Aunque se debate entre lo sagrado y lo profano, el inexorable ritual de vestir (y vestirse) tiene mucho de experiencia religiosa. Por Silvia Alexandrowitch
“Mon Dieu, mon Dieu”, exclamaba mi abuela Germaine antes de responder a una frase, una buena noticia, una blasfemia o una obra de arte. Después venían sus risas o su reprobación; era una irónica bondadosa de pocas palabras. A mí me daba la impresión de que invocaba a su dios para iluminar sus palabras con mayor gracia. Hoy me oigo a mí misma suspirarle lo mismo a mis amigos íntimos para finalizar un diálogo sobre actualidad política o sobre el estado de lo moderno, y cerrarlo con unas risas. No somos infieles, somos humanos, y la sátira es el lenguaje ético y estético que nos libra de los dogmas. En mi barrio hay una peluquería que se llama Oh my God, y una pastelería que sigue vendiendo deliciosas tetillas de novicia y huesos de santo, una suerte de canibalismo celestial.

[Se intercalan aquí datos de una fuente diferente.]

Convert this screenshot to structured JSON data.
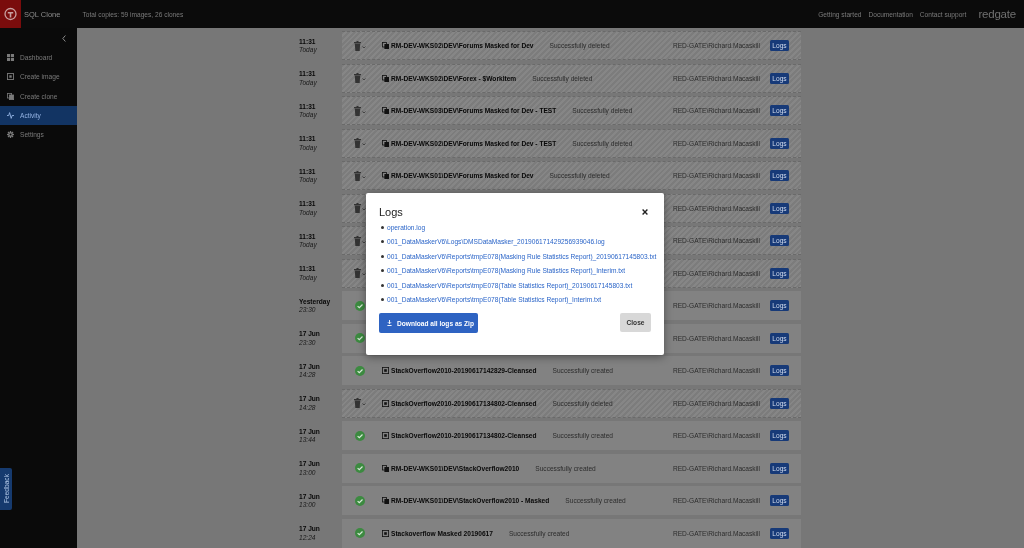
{
  "header": {
    "product": "SQL Clone",
    "summary": "Total copies: 59 images, 26 clones",
    "links": [
      "Getting started",
      "Documentation",
      "Contact support"
    ],
    "brand": "redgate"
  },
  "sidebar": {
    "items": [
      {
        "label": "Dashboard",
        "selected": false
      },
      {
        "label": "Create image",
        "selected": false
      },
      {
        "label": "Create clone",
        "selected": false
      },
      {
        "label": "Activity",
        "selected": true
      },
      {
        "label": "Settings",
        "selected": false
      }
    ],
    "feedback": "Feedback"
  },
  "activity": [
    {
      "when": "11:31",
      "when_detail": "Today",
      "deleted": true,
      "kind": "clone",
      "name": "RM-DEV-WKS02\\DEV\\Forums Masked for Dev",
      "message": "Successfully deleted",
      "user": "RED-GATE\\Richard.Macaskill",
      "action": "Logs"
    },
    {
      "when": "11:31",
      "when_detail": "Today",
      "deleted": true,
      "kind": "clone",
      "name": "RM-DEV-WKS02\\DEV\\Forex - $WorkItem",
      "message": "Successfully deleted",
      "user": "RED-GATE\\Richard.Macaskill",
      "action": "Logs"
    },
    {
      "when": "11:31",
      "when_detail": "Today",
      "deleted": true,
      "kind": "clone",
      "name": "RM-DEV-WKS03\\DEV\\Forums Masked for Dev - TEST",
      "message": "Successfully deleted",
      "user": "RED-GATE\\Richard.Macaskill",
      "action": "Logs"
    },
    {
      "when": "11:31",
      "when_detail": "Today",
      "deleted": true,
      "kind": "clone",
      "name": "RM-DEV-WKS02\\DEV\\Forums Masked for Dev - TEST",
      "message": "Successfully deleted",
      "user": "RED-GATE\\Richard.Macaskill",
      "action": "Logs"
    },
    {
      "when": "11:31",
      "when_detail": "Today",
      "deleted": true,
      "kind": "clone",
      "name": "RM-DEV-WKS01\\DEV\\Forums Masked for Dev",
      "message": "Successfully deleted",
      "user": "RED-GATE\\Richard.Macaskill",
      "action": "Logs"
    },
    {
      "when": "11:31",
      "when_detail": "Today",
      "deleted": true,
      "user": "RED-GATE\\Richard.Macaskill",
      "action": "Logs"
    },
    {
      "when": "11:31",
      "when_detail": "Today",
      "deleted": true,
      "user": "RED-GATE\\Richard.Macaskill",
      "action": "Logs"
    },
    {
      "when": "11:31",
      "when_detail": "Today",
      "deleted": true,
      "user": "RED-GATE\\Richard.Macaskill",
      "action": "Logs"
    },
    {
      "when": "Yesterday",
      "when_detail": "23:30",
      "deleted": false,
      "user": "RED-GATE\\Richard.Macaskill",
      "action": "Logs"
    },
    {
      "when": "17 Jun",
      "when_detail": "23:30",
      "deleted": false,
      "user": "RED-GATE\\Richard.Macaskill",
      "action": "Logs"
    },
    {
      "when": "17 Jun",
      "when_detail": "14:28",
      "deleted": false,
      "kind": "image",
      "name": "StackOverflow2010-20190617142829-Cleansed",
      "message": "Successfully created",
      "user": "RED-GATE\\Richard.Macaskill",
      "action": "Logs"
    },
    {
      "when": "17 Jun",
      "when_detail": "14:28",
      "deleted": true,
      "kind": "image",
      "name": "StackOverflow2010-20190617134802-Cleansed",
      "message": "Successfully deleted",
      "user": "RED-GATE\\Richard.Macaskill",
      "action": "Logs"
    },
    {
      "when": "17 Jun",
      "when_detail": "13:44",
      "deleted": false,
      "kind": "image",
      "name": "StackOverflow2010-20190617134802-Cleansed",
      "message": "Successfully created",
      "user": "RED-GATE\\Richard.Macaskill",
      "action": "Logs"
    },
    {
      "when": "17 Jun",
      "when_detail": "13:00",
      "deleted": false,
      "kind": "clone",
      "name": "RM-DEV-WKS01\\DEV\\StackOverflow2010",
      "message": "Successfully created",
      "user": "RED-GATE\\Richard.Macaskill",
      "action": "Logs"
    },
    {
      "when": "17 Jun",
      "when_detail": "13:00",
      "deleted": false,
      "kind": "clone",
      "name": "RM-DEV-WKS01\\DEV\\StackOverflow2010 - Masked",
      "message": "Successfully created",
      "user": "RED-GATE\\Richard.Macaskill",
      "action": "Logs"
    },
    {
      "when": "17 Jun",
      "when_detail": "12:24",
      "deleted": false,
      "kind": "image",
      "name": "Stackoverflow Masked 20190617",
      "message": "Successfully created",
      "user": "RED-GATE\\Richard.Macaskill",
      "action": "Logs"
    }
  ],
  "dialog": {
    "title": "Logs",
    "files": [
      "operation.log",
      "001_DataMaskerV6\\Logs\\DMSDataMasker_201906171429256939046.log",
      "001_DataMaskerV6\\Reports\\tmpE078(Masking Rule Statistics Report)_20190617145803.txt",
      "001_DataMaskerV6\\Reports\\tmpE078(Masking Rule Statistics Report)_Interim.txt",
      "001_DataMaskerV6\\Reports\\tmpE078(Table Statistics Report)_20190617145803.txt",
      "001_DataMaskerV6\\Reports\\tmpE078(Table Statistics Report)_Interim.txt"
    ],
    "download": "Download all logs as Zip",
    "close": "Close"
  }
}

Que cada cual averigüe el origen de la postura del misionero… A pesar de las bromas, las religiones monoteístas no tienen sentido del humor (“Dios no juega a los dados”, dijo Einstein): imponen reglas a sus fieles, reglas que se tornan ultrarrígidas en cuanto a las formas visuales de lo sagrado. Sus clérigos adoptan vestuarios que imponen respeto y simbolizan su poder moral. El patriarcado es ley sacra en lo espiritual, así que son los varones quienes definen cómo ellos y las religiosas (ay, también llamadas siervas), se muestran físicamente al mundo. Aunque con enormes diferencias, hace ya siglos que cada religión dictó sus “tendencias”, y vemos cómo, en la historia de la indumentaria, son las únicas que permanecen tan inamovibles para sus fieles como apetitosas para toda clase de variaciones estilísticas de los profanos. La hilarante propuesta de Federico Fellini en Roma (1972), un desfile de modas para monjas, papas, cardenales y obispos, es el no va más de la interpretación de los hábitos de una iglesia que cree en el poderío bling-bling sobre una fe, si no ciega, al menos cegada.
¡Qué contradictorio resulta, a estas alturas, que los sacerdotes vistan sus suntuosas galas para dictar hábitos de modestia y pudor a las féminas! Como la toca, el velo y el manto de las monjas cristianas y la mantilla de sus fieles, o el hiyab, chador o burka impuesto a las musulmanas. No es de extrañar que estas prendas que representan lo sagrado ejerzan un influjo endiablado en las artes profanas. Ya en el siglo XVII, Zurbarán invirtió los géneros y vistió a sus monjes con austeridad y a sus santas con el lujo de las sedas venecianas que tenía en su taller. El resultado fue, tres siglos más tarde, el alumbramiento del estilo de Balenciaga. También la moda Adlib ibicenca, que en su página oficial se declara inspirada en las payesas de la isla así como en los vestidos de los hippies que la invadieron en los setenta, me parece que fue más allá en sus comienzos y apuntó los ritos afrocaribeños y afrobrasileños, el vudú y el candombé, en los que las mujeres, de blanco de arriba abajo, visten blusas, enaguas y faldas de batistas bordadas para hacer sus ofrendas a Yemanyá, la diosa del mar, en un éxtasis que en Ibiza pasó de natural a químico.
Monjes budistas de camino a la ceremonia anual en el templo Wat Phra Dhammakaya, en Bangkok.
Desfile de moda católica de ‘Roma’ (1972).
¿Cómo negar al arte y a la moda tamañas visiones estéticas de las diversas ceremonias de la vida y la muerte? Hay en ellas un palpable temblor erótico. Los artistas del Siglo de Oro lo transmiten sin filtros en sus obras. Los costureros del siglo XX también lo han hecho en sus colecciones, escudados por la ironía.